Observing the pros and cons

He said there are many drawbacks to life in Cuba. The people are limited, as Guglielmo said a passport costs roughly six months’ salary and an airline ticket is expensive. He said Cubans don’t starve, but they do go to bed hungry if they don’t have extra money.

The automotive culture is frozen in time, as people drive American cars manufactured before the trade embargo implemented by the United States. Because it is now impossible to get replacement parts for those vehicles, many Cubans restore them with parts from refrigerators or washing machines. Still, Guglielmo said, there is no spiritual poverty that one might experience in the United States, “where no matter how much we have, it’s not enough because we’re not happy.”

Guglielmo acknowledged he would often feel sad after returning from Cuba, noting the Caribbean’s warmth applies to both the weather and the Cuban people. He said “Cuba in Transition” is a way of continuing his Cuban experience home in America.

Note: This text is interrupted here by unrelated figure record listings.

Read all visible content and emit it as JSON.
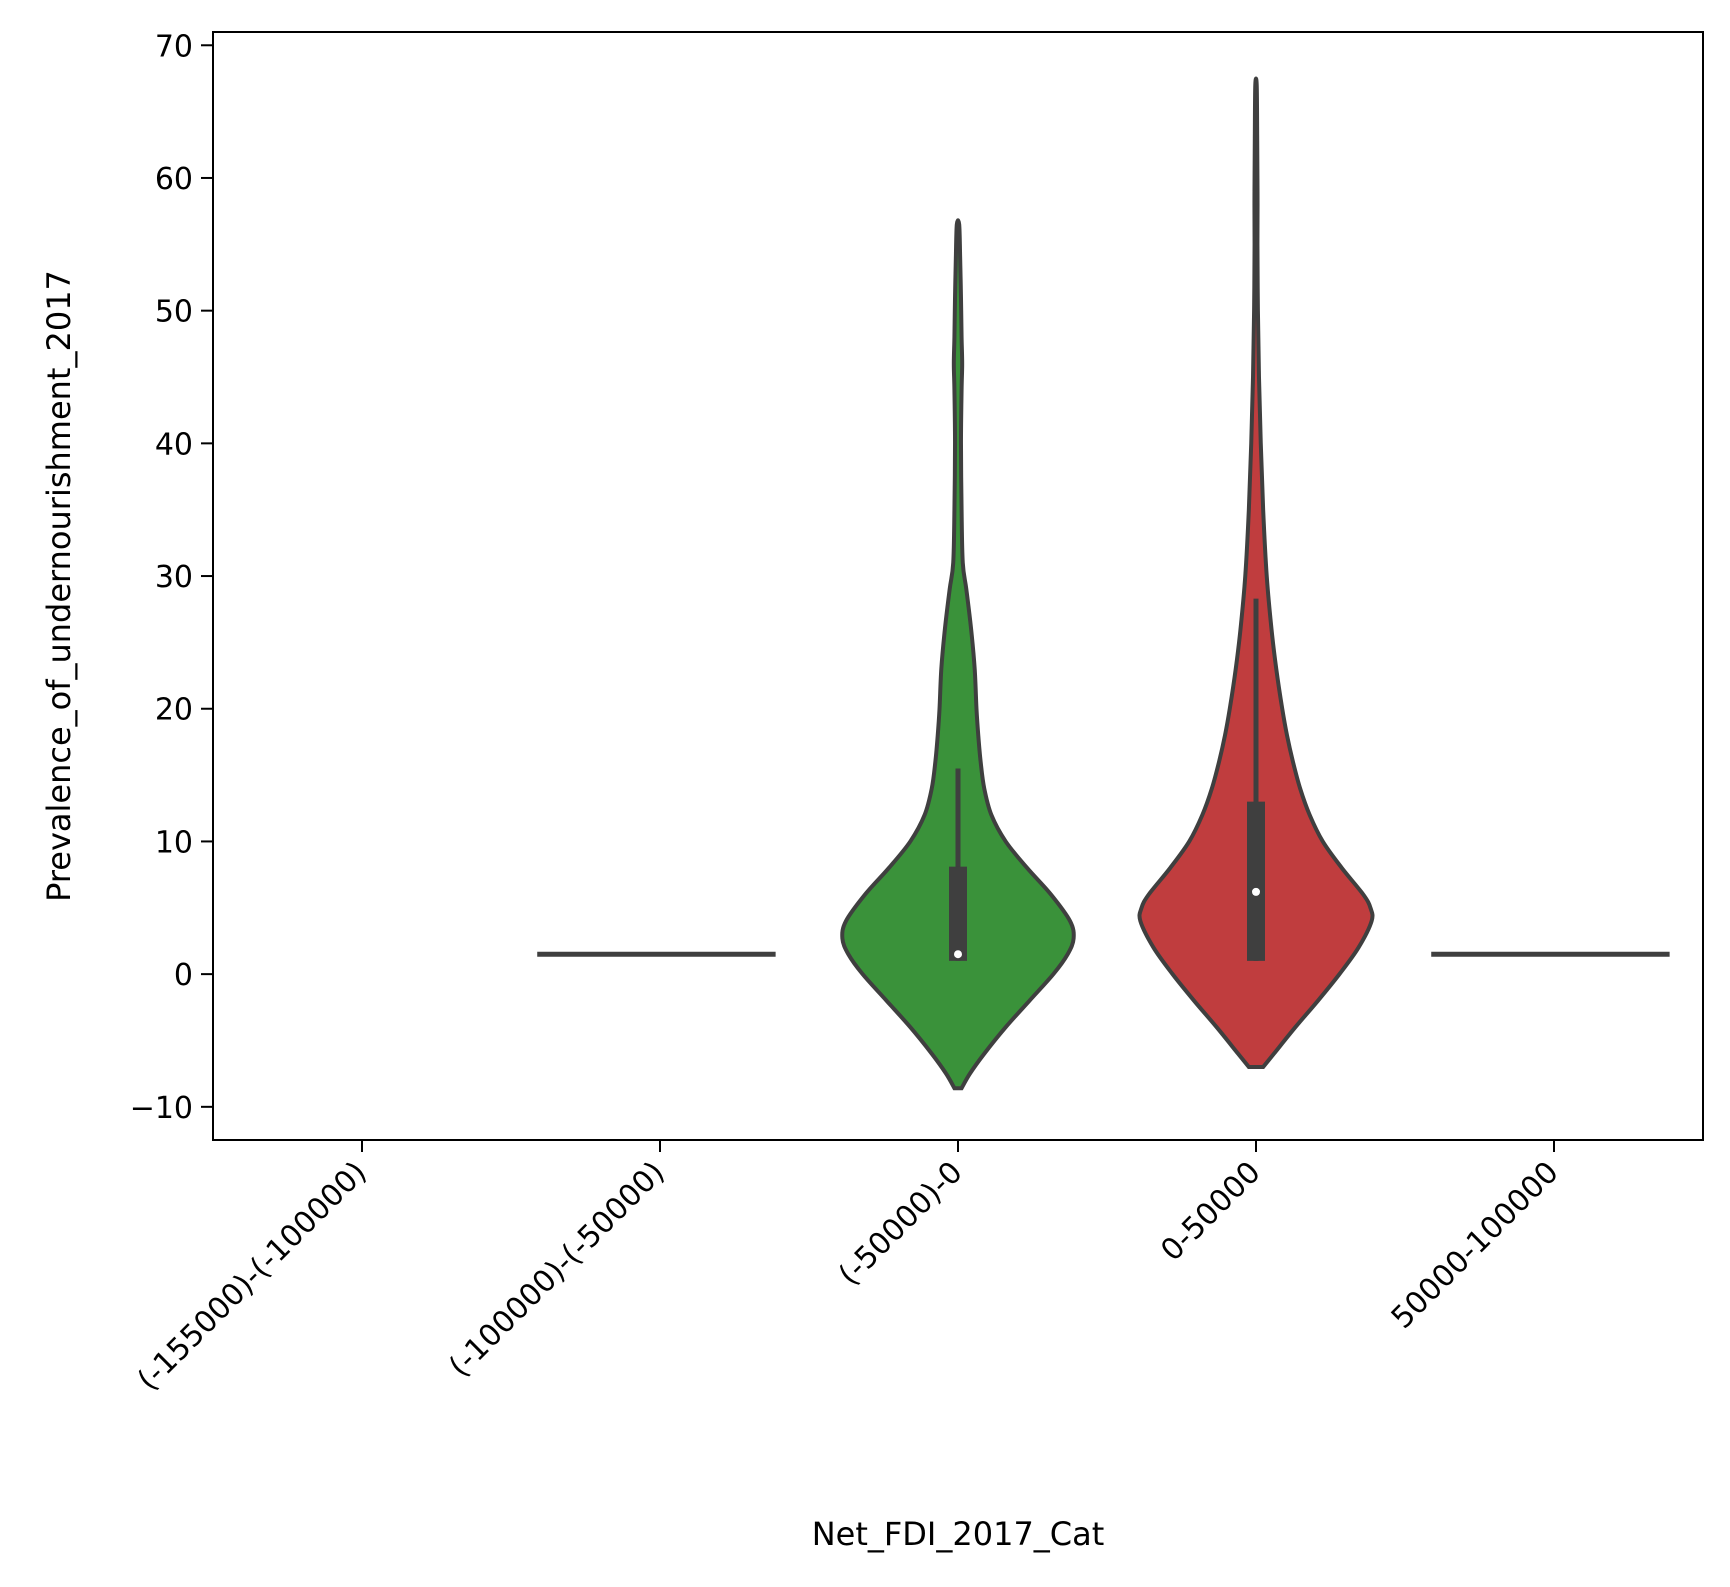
{
  "chart_data": {
    "type": "violin",
    "xlabel": "Net_FDI_2017_Cat",
    "ylabel": "Prevalence_of_undernourishment_2017",
    "ylim": [
      -12.5,
      71
    ],
    "yticks": [
      -10,
      0,
      10,
      20,
      30,
      40,
      50,
      60,
      70
    ],
    "ytick_labels": [
      "−10",
      "0",
      "10",
      "20",
      "30",
      "40",
      "50",
      "60",
      "70"
    ],
    "categories": [
      "(-155000)-(-100000)",
      "(-100000)-(-50000)",
      "(-50000)-0",
      "0-50000",
      "50000-100000"
    ],
    "grid": false,
    "legend": "none",
    "colors": {
      "(-50000)-0": "#3a923a",
      "0-50000": "#c03d3e",
      "outline": "#3f3f3f",
      "axes": "#000000"
    },
    "groups": [
      {
        "category": "(-155000)-(-100000)",
        "kind": "empty"
      },
      {
        "category": "(-100000)-(-50000)",
        "kind": "single_value",
        "value": 1.5
      },
      {
        "category": "(-50000)-0",
        "kind": "violin",
        "min_extent": -8.6,
        "max_extent": 56.5,
        "whisker_low": 1.0,
        "q1": 1.0,
        "median": 1.5,
        "q3": 8.1,
        "whisker_high": 15.5,
        "density": [
          [
            -8.6,
            0.03
          ],
          [
            -7.5,
            0.1
          ],
          [
            -6,
            0.22
          ],
          [
            -4,
            0.4
          ],
          [
            -2,
            0.6
          ],
          [
            0,
            0.8
          ],
          [
            1.5,
            0.92
          ],
          [
            2.7,
            0.97
          ],
          [
            4,
            0.94
          ],
          [
            6,
            0.78
          ],
          [
            8,
            0.58
          ],
          [
            10,
            0.4
          ],
          [
            12,
            0.28
          ],
          [
            14,
            0.22
          ],
          [
            16,
            0.19
          ],
          [
            18,
            0.17
          ],
          [
            20,
            0.155
          ],
          [
            23,
            0.14
          ],
          [
            26,
            0.11
          ],
          [
            29,
            0.07
          ],
          [
            31,
            0.04
          ],
          [
            35,
            0.03
          ],
          [
            40,
            0.025
          ],
          [
            44,
            0.03
          ],
          [
            46,
            0.035
          ],
          [
            48,
            0.03
          ],
          [
            51,
            0.025
          ],
          [
            54,
            0.018
          ],
          [
            56.5,
            0.01
          ]
        ]
      },
      {
        "category": "0-50000",
        "kind": "violin",
        "min_extent": -7.0,
        "max_extent": 67.0,
        "whisker_low": 1.0,
        "q1": 1.0,
        "median": 6.2,
        "q3": 13.0,
        "whisker_high": 28.3,
        "density": [
          [
            -7.0,
            0.06
          ],
          [
            -6,
            0.15
          ],
          [
            -4,
            0.33
          ],
          [
            -2,
            0.52
          ],
          [
            0,
            0.7
          ],
          [
            2,
            0.86
          ],
          [
            4,
            0.97
          ],
          [
            5,
            0.96
          ],
          [
            6,
            0.9
          ],
          [
            8,
            0.72
          ],
          [
            10,
            0.56
          ],
          [
            12,
            0.45
          ],
          [
            14,
            0.37
          ],
          [
            16,
            0.31
          ],
          [
            18,
            0.26
          ],
          [
            20,
            0.22
          ],
          [
            23,
            0.17
          ],
          [
            26,
            0.13
          ],
          [
            30,
            0.09
          ],
          [
            35,
            0.06
          ],
          [
            40,
            0.04
          ],
          [
            45,
            0.025
          ],
          [
            50,
            0.016
          ],
          [
            55,
            0.012
          ],
          [
            58,
            0.013
          ],
          [
            60,
            0.012
          ],
          [
            63,
            0.01
          ],
          [
            67,
            0.006
          ]
        ]
      },
      {
        "category": "50000-100000",
        "kind": "single_value",
        "value": 1.5
      }
    ]
  }
}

“Some of the things I love down there. It’s a much slower pace of life,” he said. “Here, you’re really on your own. If you need to eat, to pay your bills, there’s no real safety net in this country. There, everyone gets a certain amount of food, free health care and free education.

“Here, there is real fear that if you stop running on the treadmill, you could fall off and wind up homeless or something,” he continued. “How many of us don’t have a big savings and, if we get sick, who’s going to take care of us? Down there, families are tighter and closer. Generations of families live together. There are safety nets in the family structure and in the government.”

He said the close-knit families remind him of the full-hearted, warm feelings he would have around his Italian-American grandparents.

Guglielmo described his portraits as “an homage to Cuba” that is not directly political and not a glorification of communism. He said he simply tries to capture everyday life in Cuba as it really is.

Guglielmo said the uncertainty that envelopes Cuba taught him to make each day an adventure and he now aims to maintain that mindset in America. He said running out of milk or having your car break down are common occurrences in Cuba, but there is a silver lining because solving these problems requires human interaction, often the formation of friendships.

“There is always this other Plan B that materializes and you get what you need,” he said. “There’s always this magical component that works out.”